I understood the arguments in favor of such programs as remedial of decades of discrimination and centuries of slavery. Not that my ancestors— red dirt farmers, coal miners, drovers, welders— had benefitted a great deal from any social injustice. One of my grandfathers manufactured concrete blocks by hand, until he got a job as a forklift operator. The other repaired long-haul tractor trailer trucks. Others had it harder still, but this sort of race-based remediation was at best a blunt instrument that didn’t much treat the problem.
But what always confused me was how it wasn’t just illegal. It seemed to be, following from the principles. Yet every institution practiced some version of it, especially the government.
Maybe it’s illegal after all.
3 comments:
Every time I see a story like this, I can’t help but think that somewhere deep in the bowels of the DOJ’s Civil Rights Division there is at least one office drone taking notes so that when future conditions are ripe they can hammer these companies with a suit for disparate-impact discrimination.
IANAL on this but my gut reaction is this has been "legal" because of reasoning very similar to the *actual* holding in Brown v. Board which (per Steve Hayward of Powerline) is that education facilities divided by race do not violate civil rights because the government can't make distinctions by race but because of the negative stigma attached to having distinctly black schools. (It was also strictly limited to education facilities, not any other government function). Effectively over time the idea that discrimination is fine so long as it works to the advantage of non-whites has expanded and filtered into pretty much every area of civil rights law, aided as well by the concept of 'disparate impact' which mandates quotas in all but name.
I think William Jacobsen's Equal Protection Project has been having considerable success in going after the more egregious post-George Floyd programs that don't make race and sex one factor (even if as you note they are *the* deciding factor) but are explicitly qualified for one ethnic group.

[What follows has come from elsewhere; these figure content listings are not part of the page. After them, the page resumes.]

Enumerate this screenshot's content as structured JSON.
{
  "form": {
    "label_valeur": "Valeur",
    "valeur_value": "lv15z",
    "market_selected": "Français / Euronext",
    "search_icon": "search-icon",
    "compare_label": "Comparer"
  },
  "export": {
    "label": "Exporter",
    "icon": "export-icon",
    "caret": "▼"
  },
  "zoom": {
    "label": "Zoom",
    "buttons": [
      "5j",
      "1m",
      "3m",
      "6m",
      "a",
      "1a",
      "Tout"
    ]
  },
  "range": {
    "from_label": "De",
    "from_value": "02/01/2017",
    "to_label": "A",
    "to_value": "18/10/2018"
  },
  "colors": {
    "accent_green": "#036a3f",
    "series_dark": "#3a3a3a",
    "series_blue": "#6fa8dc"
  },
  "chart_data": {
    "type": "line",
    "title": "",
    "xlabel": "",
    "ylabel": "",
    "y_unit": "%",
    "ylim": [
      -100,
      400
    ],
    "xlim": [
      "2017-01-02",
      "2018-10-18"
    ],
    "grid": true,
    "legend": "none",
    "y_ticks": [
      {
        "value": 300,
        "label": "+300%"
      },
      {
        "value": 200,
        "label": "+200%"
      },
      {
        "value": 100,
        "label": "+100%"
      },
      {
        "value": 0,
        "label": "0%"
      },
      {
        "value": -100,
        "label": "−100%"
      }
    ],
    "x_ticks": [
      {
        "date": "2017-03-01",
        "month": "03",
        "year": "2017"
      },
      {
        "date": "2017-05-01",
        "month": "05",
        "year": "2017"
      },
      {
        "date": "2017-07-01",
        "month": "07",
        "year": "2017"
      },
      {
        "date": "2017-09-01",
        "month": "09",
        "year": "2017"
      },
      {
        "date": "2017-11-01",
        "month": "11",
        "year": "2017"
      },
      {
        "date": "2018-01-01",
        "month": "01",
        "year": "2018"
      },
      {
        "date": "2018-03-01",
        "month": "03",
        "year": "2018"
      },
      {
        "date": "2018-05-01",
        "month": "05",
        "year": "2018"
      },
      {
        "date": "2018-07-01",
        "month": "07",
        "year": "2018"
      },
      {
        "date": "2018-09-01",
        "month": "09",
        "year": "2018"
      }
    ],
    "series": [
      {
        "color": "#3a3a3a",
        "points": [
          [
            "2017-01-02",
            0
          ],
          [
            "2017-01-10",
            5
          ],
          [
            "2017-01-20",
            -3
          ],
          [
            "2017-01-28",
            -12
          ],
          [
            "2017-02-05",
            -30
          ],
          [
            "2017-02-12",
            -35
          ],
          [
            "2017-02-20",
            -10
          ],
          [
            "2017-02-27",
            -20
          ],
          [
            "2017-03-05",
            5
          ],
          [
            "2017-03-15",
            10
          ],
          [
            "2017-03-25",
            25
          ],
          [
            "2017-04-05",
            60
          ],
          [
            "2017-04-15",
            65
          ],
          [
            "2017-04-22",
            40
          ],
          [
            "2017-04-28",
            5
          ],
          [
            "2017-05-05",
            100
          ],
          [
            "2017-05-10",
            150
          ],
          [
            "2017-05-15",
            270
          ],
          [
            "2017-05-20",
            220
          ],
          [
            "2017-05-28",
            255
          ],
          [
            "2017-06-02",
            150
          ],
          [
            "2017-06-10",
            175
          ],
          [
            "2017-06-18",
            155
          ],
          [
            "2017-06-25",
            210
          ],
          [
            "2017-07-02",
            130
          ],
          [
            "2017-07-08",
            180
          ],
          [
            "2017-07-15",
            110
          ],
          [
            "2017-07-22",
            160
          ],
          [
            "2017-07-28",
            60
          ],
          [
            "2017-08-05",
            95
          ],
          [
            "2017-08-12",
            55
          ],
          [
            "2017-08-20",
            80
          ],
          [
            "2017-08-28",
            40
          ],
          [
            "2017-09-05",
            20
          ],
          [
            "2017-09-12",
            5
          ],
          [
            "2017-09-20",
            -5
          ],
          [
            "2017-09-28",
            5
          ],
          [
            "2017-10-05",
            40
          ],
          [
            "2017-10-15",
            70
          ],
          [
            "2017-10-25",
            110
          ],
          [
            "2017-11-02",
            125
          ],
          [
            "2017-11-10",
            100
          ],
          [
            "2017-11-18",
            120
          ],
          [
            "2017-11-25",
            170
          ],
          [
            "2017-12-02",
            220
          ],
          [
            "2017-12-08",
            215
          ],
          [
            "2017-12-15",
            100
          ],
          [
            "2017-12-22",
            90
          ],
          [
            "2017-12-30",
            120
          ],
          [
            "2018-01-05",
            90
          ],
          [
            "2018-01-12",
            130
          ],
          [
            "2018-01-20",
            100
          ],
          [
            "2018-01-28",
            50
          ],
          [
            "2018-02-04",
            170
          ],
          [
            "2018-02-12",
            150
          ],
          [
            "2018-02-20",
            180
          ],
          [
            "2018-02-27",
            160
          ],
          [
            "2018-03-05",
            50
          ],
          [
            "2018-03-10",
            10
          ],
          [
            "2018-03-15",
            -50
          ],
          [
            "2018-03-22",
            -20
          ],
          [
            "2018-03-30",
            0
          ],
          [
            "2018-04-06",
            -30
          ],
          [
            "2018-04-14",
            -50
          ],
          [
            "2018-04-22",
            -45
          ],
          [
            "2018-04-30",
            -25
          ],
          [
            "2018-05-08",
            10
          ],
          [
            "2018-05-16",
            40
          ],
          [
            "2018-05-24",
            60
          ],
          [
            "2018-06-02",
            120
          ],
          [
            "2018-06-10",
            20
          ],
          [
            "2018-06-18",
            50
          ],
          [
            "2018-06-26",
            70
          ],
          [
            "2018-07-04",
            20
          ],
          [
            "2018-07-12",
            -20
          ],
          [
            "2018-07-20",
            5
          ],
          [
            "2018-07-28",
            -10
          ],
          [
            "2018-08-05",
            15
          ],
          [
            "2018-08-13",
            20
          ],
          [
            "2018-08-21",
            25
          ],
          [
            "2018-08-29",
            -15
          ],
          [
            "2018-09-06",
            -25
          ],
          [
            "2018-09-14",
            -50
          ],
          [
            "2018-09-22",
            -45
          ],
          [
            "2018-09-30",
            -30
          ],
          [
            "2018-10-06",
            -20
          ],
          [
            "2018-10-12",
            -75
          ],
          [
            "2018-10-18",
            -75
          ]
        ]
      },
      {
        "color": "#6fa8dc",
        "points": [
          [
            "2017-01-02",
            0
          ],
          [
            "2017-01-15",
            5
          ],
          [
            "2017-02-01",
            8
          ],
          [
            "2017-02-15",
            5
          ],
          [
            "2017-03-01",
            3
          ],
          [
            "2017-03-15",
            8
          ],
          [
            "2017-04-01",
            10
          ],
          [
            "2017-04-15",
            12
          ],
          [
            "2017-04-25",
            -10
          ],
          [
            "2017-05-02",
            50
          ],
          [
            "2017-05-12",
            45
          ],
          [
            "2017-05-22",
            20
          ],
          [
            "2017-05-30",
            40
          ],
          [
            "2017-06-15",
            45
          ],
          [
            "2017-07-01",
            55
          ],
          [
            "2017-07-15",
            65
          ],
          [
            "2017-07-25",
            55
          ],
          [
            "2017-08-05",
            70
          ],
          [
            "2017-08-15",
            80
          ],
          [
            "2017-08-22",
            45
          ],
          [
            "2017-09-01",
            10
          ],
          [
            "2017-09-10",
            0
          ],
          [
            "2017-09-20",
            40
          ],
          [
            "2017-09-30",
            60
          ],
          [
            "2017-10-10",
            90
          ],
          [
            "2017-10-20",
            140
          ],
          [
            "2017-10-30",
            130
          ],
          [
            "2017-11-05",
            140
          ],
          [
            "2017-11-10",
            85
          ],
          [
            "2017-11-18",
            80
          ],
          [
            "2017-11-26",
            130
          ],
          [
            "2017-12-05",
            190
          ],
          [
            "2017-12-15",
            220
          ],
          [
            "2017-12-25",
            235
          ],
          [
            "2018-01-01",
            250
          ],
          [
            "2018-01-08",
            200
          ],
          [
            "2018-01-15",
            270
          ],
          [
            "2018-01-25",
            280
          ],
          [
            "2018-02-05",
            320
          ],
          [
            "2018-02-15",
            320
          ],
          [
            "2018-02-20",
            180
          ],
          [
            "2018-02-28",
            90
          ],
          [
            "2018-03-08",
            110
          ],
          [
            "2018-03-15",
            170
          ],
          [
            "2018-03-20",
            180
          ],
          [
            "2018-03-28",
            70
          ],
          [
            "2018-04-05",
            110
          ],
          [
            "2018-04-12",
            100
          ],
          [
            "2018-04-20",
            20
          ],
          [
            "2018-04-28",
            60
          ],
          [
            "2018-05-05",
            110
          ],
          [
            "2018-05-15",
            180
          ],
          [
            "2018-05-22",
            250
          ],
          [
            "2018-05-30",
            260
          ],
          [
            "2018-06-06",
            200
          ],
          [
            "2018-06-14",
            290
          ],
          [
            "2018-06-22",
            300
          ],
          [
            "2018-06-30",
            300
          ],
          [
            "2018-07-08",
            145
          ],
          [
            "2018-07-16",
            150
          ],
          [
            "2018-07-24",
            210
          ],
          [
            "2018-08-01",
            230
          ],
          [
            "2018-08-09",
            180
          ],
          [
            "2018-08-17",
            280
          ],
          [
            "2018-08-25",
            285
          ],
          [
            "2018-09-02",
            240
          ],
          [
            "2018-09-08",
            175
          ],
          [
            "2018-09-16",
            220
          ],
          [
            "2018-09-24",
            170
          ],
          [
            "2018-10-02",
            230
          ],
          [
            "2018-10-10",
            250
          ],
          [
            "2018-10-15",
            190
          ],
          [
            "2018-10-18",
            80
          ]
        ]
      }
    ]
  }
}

Steve Hsu, who was Dean of Research at Michigan State has fought against this because it is indeed illegal, as he kept reminding various departments. It gets reported, including to the legislatures who passed the laws and fund the place, but nothing happens. He believes that just as the liberals only want a visible show of diversity, the conservatives only want to pose as being against reverse racism. Neither wants to actually do anything.